Though it took a bit of time for "Cult Of Personality" to catch on, once it did, it cemented its place as a radio staple, and to this day, the song still receives regular rotation. The impact of the song was felt all across the world of music, and one can easily point to Living Colour as the catalyst for the re-diversifying of music throughout the 1990's. Bands like Rage Against The Machine and Body Count certainly owe a great deal of debt to the pioneering efforts of Living Colour, and the attitude and power of their music resonates today as perfectly as it did more than two decades ago. Along with this influence, "Cult Of Personality" was able to bring together music fans from all over the spectrum, as the way in which the song fuses funk, metal, punk, and even avant-jazz becomes a combined sound that is nothing short of stunning.
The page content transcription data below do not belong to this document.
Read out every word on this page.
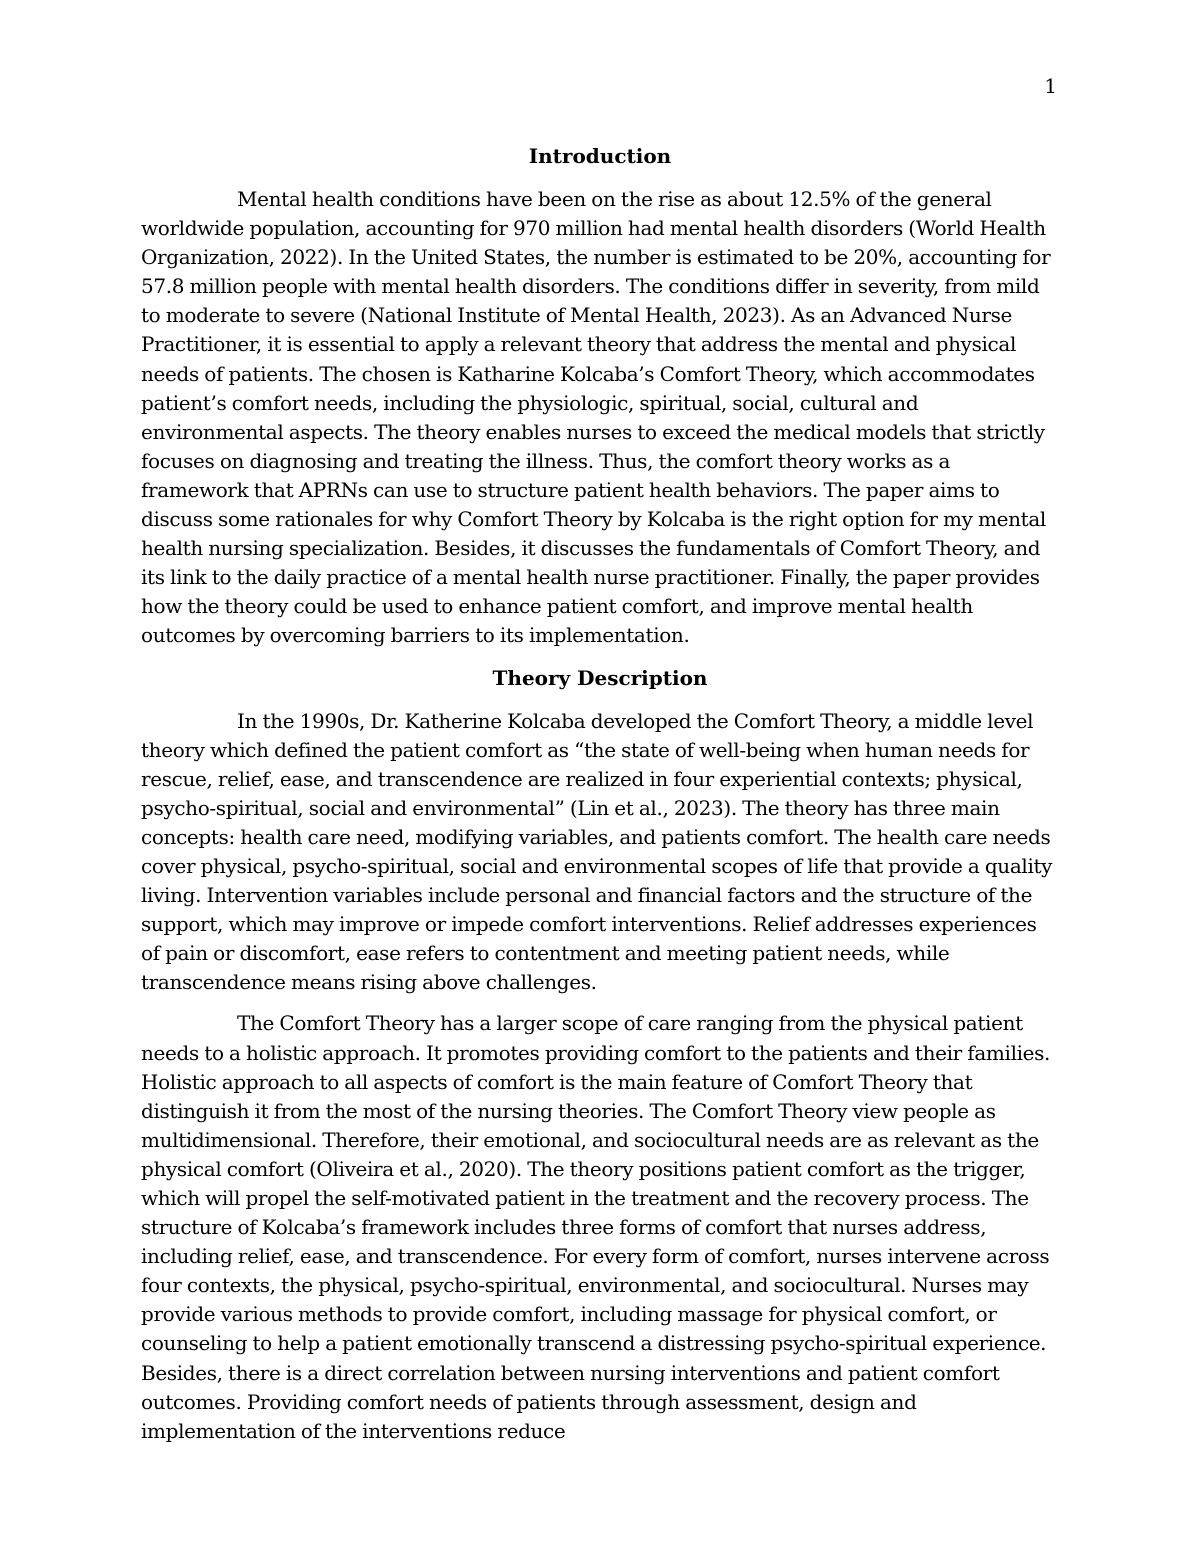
1
Introduction

Mental health conditions have been on the rise as about 12.5% of the general worldwide population, accounting for 970 million had mental health disorders (World Health Organization, 2022). In the United States, the number is estimated to be 20%, accounting for 57.8 million people with mental health disorders. The conditions differ in severity, from mild to moderate to severe (National Institute of Mental Health, 2023). As an Advanced Nurse Practitioner, it is essential to apply a relevant theory that address the mental and physical needs of patients. The chosen is Katharine Kolcaba’s Comfort Theory, which accommodates patient’s comfort needs, including the physiologic, spiritual, social, cultural and environmental aspects. The theory enables nurses to exceed the medical models that strictly focuses on diagnosing and treating the illness. Thus, the comfort theory works as a framework that APRNs can use to structure patient health behaviors. The paper aims to discuss some rationales for why Comfort Theory by Kolcaba is the right option for my mental health nursing specialization. Besides, it discusses the fundamentals of Comfort Theory, and its link to the daily practice of a mental health nurse practitioner. Finally, the paper provides how the theory could be used to enhance patient comfort, and improve mental health outcomes by overcoming barriers to its implementation.

Theory Description

In the 1990s, Dr. Katherine Kolcaba developed the Comfort Theory, a middle level theory which defined the patient comfort as “the state of well-being when human needs for rescue, relief, ease, and transcendence are realized in four experiential contexts; physical, psycho-spiritual, social and environmental” (Lin et al., 2023). The theory has three main concepts: health care need, modifying variables, and patients comfort. The health care needs cover physical, psycho-spiritual, social and environmental scopes of life that provide a quality living. Intervention variables include personal and financial factors and the structure of the support, which may improve or impede comfort interventions. Relief addresses experiences of pain or discomfort, ease refers to contentment and meeting patient needs, while transcendence means rising above challenges.

The Comfort Theory has a larger scope of care ranging from the physical patient needs to a holistic approach. It promotes providing comfort to the patients and their families. Holistic approach to all aspects of comfort is the main feature of Comfort Theory that distinguish it from the most of the nursing theories. The Comfort Theory view people as multidimensional. Therefore, their emotional, and sociocultural needs are as relevant as the physical comfort (Oliveira et al., 2020). The theory positions patient comfort as the trigger, which will propel the self-motivated patient in the treatment and the recovery process. The structure of Kolcaba’s framework includes three forms of comfort that nurses address, including relief, ease, and transcendence. For every form of comfort, nurses intervene across four contexts, the physical, psycho-spiritual, environmental, and sociocultural. Nurses may provide various methods to provide comfort, including massage for physical comfort, or counseling to help a patient emotionally transcend a distressing psycho-spiritual experience. Besides, there is a direct correlation between nursing interventions and patient comfort outcomes. Providing comfort needs of patients through assessment, design and implementation of the interventions reduce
Once the song caught on, it quickly rose to the top portions of many sales charts, and it would eventually earn Living Colour a Grammy for "Best Hard Rock Performance." These accolades and sales were the result of the entire musical work, but it is impossible to deny just how far above the rest the guitar work of Vernon Reid stands. The soul and emotion that be bring to his performance here are truly unparalleled, and one can only listen in awe of his talents. Absolutely every element is perfectly balanced and the band seems on a mission to not be ignored, and it is these realities that make Living Colour's 1988 single, "Cult Of Personality," one of the most memorable and most powerful moments in all of music history.